Un plan est stupéfiant. Vous vous souvenez sans doute de ce mauvais film qu’était Panic room, qui compensait la minceur de l’histoire par de coûteuses acrobaties techniques, tel ce travelling inutile et tape-à-l’œil de la caméra passant à travers l’anse d’une cafetière avant de grimper dans les étages de la maison. On a ici quelque chose d’analogue, du point de vue de la virtuosité (et aussi de l’inutilité, sinon cette intention de capter plus efficacement l’attention lors de la première scène d’horreur) : la passagère d’une camionnette, assise à l’arrière, se suicide d’une balle dans la bouche. Au plan suivant, et le tout sans aucune coupure, la caméra cadre les deux jeunes assis à l’avant, stupéfaits, et recule, montrant ainsi les deux autres jeunes sur la banquette arrière, continue de reculer, traverse à reculons le tunnel que la balle a foré dans le crâne de la victime (!), recule toujours, passe par le trou dans la vitre de la lunette arrière, et s’éloigne pour terminer en plan général ! On est horrifié, fasciné aussi.

Mais pourquoi en parler, vous demandez-vous ? Parce que ce n’est pas un de ces films « popcorn » fabriqués pour des lycéens, le public de Scream, ou celui de Scary movie. Les distributeurs, du reste, ne s’y sont pas trompés, qui le sortent dans de petites salles, fréquentées plutôt par des adultes peu portés sur l’absorption de friandises et de nauséeuses boissons sucrées durant la projection – ce qui, en fin de compte, rend les séances reposantes. C’est que Massacre à la tronçonneuse, et c’est son principal intérêt, offre la vision d’un aspect peu glorieux des États-Unis, le côté crasseux, sordide, obtus, arriéré, impitoyable et antidémocratique des États du Nord « profonds », pour parler par antiphrase. La véritable face du Pouvoir étatsunien actuel, en somme. Et l’on hésite par conséquent à qualifier le film de « divertissement »...

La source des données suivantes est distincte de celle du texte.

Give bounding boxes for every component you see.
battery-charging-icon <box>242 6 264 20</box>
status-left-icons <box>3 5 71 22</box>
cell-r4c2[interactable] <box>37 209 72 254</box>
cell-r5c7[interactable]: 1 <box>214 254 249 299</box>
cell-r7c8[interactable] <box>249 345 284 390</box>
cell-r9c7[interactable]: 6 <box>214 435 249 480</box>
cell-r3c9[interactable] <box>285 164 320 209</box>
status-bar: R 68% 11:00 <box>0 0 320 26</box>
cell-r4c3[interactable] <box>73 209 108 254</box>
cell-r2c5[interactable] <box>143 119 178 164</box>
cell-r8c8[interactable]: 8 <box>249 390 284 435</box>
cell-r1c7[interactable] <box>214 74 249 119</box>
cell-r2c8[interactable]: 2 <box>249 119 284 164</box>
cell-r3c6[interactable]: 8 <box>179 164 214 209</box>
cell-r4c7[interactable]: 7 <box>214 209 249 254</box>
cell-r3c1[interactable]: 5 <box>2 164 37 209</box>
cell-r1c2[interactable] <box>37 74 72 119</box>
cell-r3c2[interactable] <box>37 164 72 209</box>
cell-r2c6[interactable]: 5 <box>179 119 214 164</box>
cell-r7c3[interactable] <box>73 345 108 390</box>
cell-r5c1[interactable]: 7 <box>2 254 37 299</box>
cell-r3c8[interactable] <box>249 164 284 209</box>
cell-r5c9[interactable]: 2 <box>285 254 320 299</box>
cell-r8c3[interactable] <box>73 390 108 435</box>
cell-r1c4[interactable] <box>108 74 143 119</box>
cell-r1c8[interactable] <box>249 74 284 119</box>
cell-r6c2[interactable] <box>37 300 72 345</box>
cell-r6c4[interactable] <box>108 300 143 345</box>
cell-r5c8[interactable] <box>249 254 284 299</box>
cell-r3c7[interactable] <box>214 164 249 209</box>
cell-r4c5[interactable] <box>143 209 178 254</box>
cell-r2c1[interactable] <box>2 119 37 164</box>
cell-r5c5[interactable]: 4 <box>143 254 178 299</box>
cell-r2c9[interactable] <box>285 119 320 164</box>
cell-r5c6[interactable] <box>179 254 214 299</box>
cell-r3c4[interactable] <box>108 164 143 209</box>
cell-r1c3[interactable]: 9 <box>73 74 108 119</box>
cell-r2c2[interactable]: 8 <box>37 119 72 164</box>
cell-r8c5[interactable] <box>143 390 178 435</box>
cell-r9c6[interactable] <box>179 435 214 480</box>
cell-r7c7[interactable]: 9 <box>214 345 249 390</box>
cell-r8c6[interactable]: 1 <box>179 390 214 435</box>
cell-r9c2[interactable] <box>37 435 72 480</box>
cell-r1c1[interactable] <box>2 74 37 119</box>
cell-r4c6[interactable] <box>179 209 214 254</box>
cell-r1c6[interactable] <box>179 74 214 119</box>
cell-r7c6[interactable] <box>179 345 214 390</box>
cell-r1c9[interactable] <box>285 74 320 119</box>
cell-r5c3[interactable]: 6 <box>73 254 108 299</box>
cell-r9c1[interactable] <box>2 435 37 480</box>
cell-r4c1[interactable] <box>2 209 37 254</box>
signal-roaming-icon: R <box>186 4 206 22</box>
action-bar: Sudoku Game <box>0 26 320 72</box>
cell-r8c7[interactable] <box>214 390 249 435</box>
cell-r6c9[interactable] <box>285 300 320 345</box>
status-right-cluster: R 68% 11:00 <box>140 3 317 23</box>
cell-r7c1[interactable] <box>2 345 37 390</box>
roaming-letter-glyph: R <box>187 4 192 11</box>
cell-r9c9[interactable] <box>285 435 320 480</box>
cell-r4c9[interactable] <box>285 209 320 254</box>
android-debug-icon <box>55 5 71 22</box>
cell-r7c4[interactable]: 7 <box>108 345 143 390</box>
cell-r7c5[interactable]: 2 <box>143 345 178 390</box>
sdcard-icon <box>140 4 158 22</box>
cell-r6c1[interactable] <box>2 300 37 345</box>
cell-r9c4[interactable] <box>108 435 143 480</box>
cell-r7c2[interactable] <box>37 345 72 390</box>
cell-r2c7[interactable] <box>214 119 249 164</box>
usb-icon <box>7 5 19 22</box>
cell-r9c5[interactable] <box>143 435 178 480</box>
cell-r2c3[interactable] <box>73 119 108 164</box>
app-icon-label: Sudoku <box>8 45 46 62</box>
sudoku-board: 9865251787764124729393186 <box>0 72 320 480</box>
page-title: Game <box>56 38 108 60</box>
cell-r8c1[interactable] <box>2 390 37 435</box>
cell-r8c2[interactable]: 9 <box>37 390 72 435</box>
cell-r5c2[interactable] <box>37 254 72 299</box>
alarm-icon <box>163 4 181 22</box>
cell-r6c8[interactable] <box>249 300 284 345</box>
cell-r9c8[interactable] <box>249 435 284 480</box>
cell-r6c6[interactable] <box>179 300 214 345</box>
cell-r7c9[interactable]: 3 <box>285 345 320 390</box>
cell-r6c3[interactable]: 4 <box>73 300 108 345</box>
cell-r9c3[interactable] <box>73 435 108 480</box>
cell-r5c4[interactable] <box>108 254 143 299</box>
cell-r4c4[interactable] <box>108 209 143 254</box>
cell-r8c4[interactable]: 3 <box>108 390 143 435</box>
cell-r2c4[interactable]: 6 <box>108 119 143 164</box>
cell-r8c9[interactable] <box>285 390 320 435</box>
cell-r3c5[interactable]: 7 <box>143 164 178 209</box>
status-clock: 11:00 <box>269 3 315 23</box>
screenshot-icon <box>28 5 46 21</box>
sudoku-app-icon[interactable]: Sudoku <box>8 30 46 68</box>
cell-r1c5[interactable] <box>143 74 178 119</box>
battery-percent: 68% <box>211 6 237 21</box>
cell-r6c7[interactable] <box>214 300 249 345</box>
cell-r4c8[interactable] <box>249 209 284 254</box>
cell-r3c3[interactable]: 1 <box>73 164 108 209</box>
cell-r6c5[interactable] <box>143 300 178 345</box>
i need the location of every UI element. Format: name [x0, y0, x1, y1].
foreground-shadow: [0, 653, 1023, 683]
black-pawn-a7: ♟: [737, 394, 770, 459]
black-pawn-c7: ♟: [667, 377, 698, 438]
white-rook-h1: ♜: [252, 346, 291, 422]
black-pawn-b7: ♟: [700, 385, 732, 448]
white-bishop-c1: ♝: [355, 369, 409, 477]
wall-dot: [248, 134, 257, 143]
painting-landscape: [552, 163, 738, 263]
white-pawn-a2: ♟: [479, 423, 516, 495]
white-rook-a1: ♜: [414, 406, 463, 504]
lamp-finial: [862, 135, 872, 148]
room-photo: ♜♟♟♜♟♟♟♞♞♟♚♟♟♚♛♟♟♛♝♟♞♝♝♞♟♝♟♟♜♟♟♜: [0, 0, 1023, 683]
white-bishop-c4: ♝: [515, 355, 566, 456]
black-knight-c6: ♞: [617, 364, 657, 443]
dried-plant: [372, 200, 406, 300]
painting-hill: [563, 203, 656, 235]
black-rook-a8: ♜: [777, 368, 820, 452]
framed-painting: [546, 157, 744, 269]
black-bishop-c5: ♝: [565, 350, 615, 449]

Les acteurs sont inconnus, sauf Eric Balfour, le Gabriel de Six feet under, et Lee Ermey, qui réussit l’exploit de paraître encore plus odieux, en shériff texan d’un petit patelin, qu’en sergent instructeur des marines dans Full metal jacket. Sa mort sous les roues de sa propre voiture est d’ailleurs le seul moment de soulagement qu’éprouvera le spectateur, c’est dire !

Conseillé aux amateurs du genre, mais abstenez-vous d’emmener votre grand-mère cardiaque.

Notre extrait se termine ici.